I think that phrase thinking is even worse and less human than image thinking. At least in image thinking, a person is actively processing information, though sometimes at an intellectual level inappropriate to the object. With phrase thinking, the mind refuses to work beyond a switching on of what my friend Andrew calls the script. The script is an internal set of arguments, perhaps never even understood by the person who has absorbed the script into his soul, that resurfaces once something triggers it. Andrew gives as an example the common occurrence of two people’s arguing past each other in a discussion. Neither one is truly arguing because neither one is even listening to the arguments of the other. Rather than hearing, considering, and judging the other person’s arguments, each man simply plays out a script of how he thinks that the argument on a given subject must go. If you pay attention to people’s arguments on matters where they already would have an opinion, you will likely see the script in action. Andrew, therefore, encourages script interruptions . . . you have to find a way to approach a person’s reason without triggering the script response. Then, real dialogue can occur. Otherwise, you simply appear as the straw man of your interlocutor’s script.

Phrase thinking is somewhat like an argument from authority without ever bothering to consider or to assert why such an authority should matter, but it is worse than even that. When serious people argue from authority, they refer to those whom they consider wise, experienced, divinely instructed, or some such qualification, and then such authority adds weight, for them, to the positions or opinions that the authority favors. Yet, these folks still understand what they mean when they discuss the arguments. Authority is not a substitute for the argument but rather additional “evidence” in the argument.

Phrase thinking, by contrast, is an unthinking invocation of a phrase that counts as an argument for those inclined. I find it disturbingly widespread. Socrates is right when he condemns the many as opiners rather than knowers, but their opining is worse than image thinking. They do not even think. They merely repeat stock phrases that have somehow become fixtures for them of inviolable truth. The herd can do no more than belch up some lines from the poets as their offering to public discourse.

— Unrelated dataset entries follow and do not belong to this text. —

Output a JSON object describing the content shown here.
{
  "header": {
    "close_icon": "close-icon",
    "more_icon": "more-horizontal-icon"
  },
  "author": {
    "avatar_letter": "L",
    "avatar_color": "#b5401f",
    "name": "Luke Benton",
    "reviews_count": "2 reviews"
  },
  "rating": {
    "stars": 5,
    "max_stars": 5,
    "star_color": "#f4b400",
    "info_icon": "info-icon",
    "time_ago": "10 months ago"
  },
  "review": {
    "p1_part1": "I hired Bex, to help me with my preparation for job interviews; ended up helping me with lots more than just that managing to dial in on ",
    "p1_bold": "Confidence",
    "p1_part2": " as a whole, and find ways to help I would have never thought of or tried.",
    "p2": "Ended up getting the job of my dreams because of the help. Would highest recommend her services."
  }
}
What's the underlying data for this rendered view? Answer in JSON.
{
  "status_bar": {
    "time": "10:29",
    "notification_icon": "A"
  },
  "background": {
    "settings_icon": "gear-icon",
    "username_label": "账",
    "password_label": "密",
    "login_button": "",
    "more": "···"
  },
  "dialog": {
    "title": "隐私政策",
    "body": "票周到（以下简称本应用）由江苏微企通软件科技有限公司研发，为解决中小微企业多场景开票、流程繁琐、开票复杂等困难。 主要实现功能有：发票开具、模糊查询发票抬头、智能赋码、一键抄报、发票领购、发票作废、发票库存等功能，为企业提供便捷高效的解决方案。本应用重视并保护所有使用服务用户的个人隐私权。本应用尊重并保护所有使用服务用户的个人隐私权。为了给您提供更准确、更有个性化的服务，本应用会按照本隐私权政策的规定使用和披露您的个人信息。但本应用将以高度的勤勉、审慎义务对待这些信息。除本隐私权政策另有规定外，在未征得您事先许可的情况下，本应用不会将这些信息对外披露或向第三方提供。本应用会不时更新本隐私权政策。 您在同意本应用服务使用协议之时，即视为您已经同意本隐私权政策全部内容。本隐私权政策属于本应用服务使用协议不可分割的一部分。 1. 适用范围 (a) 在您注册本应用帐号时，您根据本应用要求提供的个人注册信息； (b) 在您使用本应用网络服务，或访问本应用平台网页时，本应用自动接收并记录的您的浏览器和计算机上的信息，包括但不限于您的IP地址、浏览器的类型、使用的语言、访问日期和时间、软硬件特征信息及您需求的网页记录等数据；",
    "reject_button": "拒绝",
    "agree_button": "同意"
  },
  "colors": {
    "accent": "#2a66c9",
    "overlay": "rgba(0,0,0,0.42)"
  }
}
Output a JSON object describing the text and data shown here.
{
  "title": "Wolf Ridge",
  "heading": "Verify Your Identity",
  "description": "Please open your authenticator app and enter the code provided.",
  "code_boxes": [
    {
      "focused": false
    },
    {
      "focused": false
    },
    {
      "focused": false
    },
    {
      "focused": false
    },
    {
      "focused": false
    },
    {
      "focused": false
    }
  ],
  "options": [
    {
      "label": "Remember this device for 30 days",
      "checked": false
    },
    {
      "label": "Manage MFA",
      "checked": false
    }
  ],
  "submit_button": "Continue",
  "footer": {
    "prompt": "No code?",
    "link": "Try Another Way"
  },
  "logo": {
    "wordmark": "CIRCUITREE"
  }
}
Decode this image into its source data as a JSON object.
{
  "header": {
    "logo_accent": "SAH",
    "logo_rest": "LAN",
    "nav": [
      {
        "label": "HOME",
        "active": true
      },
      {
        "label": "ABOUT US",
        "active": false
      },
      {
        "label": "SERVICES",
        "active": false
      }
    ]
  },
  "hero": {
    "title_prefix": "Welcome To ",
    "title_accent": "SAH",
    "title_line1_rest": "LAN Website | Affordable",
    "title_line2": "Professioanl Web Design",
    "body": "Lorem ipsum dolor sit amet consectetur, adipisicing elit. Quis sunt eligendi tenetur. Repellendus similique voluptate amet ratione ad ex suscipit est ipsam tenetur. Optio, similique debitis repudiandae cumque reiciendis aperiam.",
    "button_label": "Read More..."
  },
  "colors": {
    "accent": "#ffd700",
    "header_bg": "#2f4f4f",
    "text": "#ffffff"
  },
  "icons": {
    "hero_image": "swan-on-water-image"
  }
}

Besides the young, I wonder if the most egregious offenders of phrase thinking in our society are so-called fundamentalist Christians. Perhaps, cultic Leftists may be worse. With both groups, it is difficult to move beyond phrase thinking, as if their religious or political indoctrination consisted only of the continual repetition of their respective slogans. Like Bacon’s idols of the tribe, these phrases serve as beacons in the dark to such beasts, though they offer no real light. To return to images, they simply portray flickering shadows to men enchained in a cave.